Month: December 2017

Last month I met a couple with a 3yo little girl who was diagnosed with Type One on Halloween. They looked just like Jason and I did one year ago. The scared, deer in the headlights look, just taking everything it. The overwhelmed, sheer exhaustion, running on pure caffeine and parental adrenaline appearance was unmistakable to any parent in the Type One community. I was flooded with emotions. It made me realize how far we have come and just how far away Halloween 2016 feels.

If you are new to the Type One community and reading this, hello, I am sorry you had to join us. But this is a fierce community with strong members who are amazingly supportive any time of the day or night. I also want you to remember three things.

1) You are not alone. Personally this one was the biggest for me. It is so comforting to know that no matter how much this battle sucks, others are going through the exact same thing. Whether you are at 1 day, 1 month, 1 year, 10 years, someone else has been there. Another family has experienced every emotion, sleepless night, and blood sugar that you are currently experiencing. We’ve been in your exhausted shoes and we will offer any support and advice we can. Most people I’ve met in the T1D community are open books, more than willing to share stories, give pointers, and just be there to listen when you’re having a horrible diabetes day. It also brings reassurance as a parent because it made me realize my little one isn’t alone. She has other kiddos, teenagers, and adults fighting the same battle. As she gets older there will be plenty of people who have “been there, done that” to give her advice and help her with new hurdles she’ll have to overcome. And I know she’ll be ok because she is not alone.
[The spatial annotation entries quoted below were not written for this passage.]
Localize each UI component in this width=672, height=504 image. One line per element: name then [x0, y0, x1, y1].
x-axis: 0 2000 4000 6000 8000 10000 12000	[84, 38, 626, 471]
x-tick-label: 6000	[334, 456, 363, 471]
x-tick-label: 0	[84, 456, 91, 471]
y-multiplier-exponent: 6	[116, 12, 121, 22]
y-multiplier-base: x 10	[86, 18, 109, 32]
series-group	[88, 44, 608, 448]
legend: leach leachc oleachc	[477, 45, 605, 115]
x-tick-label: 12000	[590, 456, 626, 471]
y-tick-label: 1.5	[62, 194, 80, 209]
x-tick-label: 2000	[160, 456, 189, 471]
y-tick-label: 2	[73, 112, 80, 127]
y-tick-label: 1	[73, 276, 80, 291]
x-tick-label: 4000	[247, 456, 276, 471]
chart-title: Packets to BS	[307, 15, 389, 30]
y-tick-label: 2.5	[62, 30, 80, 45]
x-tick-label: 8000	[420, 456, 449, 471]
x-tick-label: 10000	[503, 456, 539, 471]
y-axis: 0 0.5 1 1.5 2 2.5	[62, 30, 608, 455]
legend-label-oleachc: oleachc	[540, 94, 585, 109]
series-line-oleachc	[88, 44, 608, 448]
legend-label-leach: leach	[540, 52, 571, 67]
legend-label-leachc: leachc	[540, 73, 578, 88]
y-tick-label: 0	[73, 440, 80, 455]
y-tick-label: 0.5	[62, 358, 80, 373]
2) It gets better. I know it sounds cliche and makes you want to roll your eyes, but it’s true. For me it got better once I realized that we weren’t going to kill our child. My biggest fear, leaving the endocrinologist the first day, was giving too much or too little insulin. Heck, it’s a medication at hospitals that 2 RNs need to double check at the bedside and you’re just going to let my husband and I give what we have calculated on our own. That seemed overwhelming and it was, but most days it no longer is. And really, it gets better. Attend any social event with families with T1D and you’ll see it. You’ll see kiddos having their fingers poked and being dosed without a meltdown. You’ll see middle schoolers and teenagers starting to manage their own care. You’ll see parents not weighing and counting every morsel that goes into their kiddo’s mouth because they’ve learned to SWAG food with the best of them and they’ve realized that a brief high or low blood sugar can be treated. A swing in blood glucose isn’t the end of the world. Most importantly you’ll see kids being kids, eating, running around, playing, and laughing. It’s a beautiful sight and sound, which is often interlaced with alarms and snacks, but everyone is doing it, so it just seems normal — and it is. It is the new normal of every person in our community.

3) You will sleep again. In the beginning I remember feeling like I would be a zombie for the rest of my life. Like I would need to mainline caffeine just to function in the world. For me, it was worse than the newborn stage. We developed a plan, I would stay awake until midnight to do that check, my husband would wake up for the 2am check, and then I would do a check at 5:30ish when I’d leave for work. Then, at the 6 month mark we started our continuous glucose monitor (cgm), and we both started sleeping again. It was glorious. I’m not going to lie, we don’t get a full night’s sleep every night, but most nights we do. Sleep has made a huge difference in being able to tackle disease. I’m now able to handle this disease and function appropriately in the real world simultaneously.

Once again, if you’re here because you’ve recently joined our community, I feel for you, but know that it will get better. I’ve been in your shoes. Truly, at one year in, managing this disease has become second nature to us. I’m not saying we don’t still have difficult hours, or days, or weeks, but I never expected it to feel this “normal”. It’s amazing just how far we’ve come.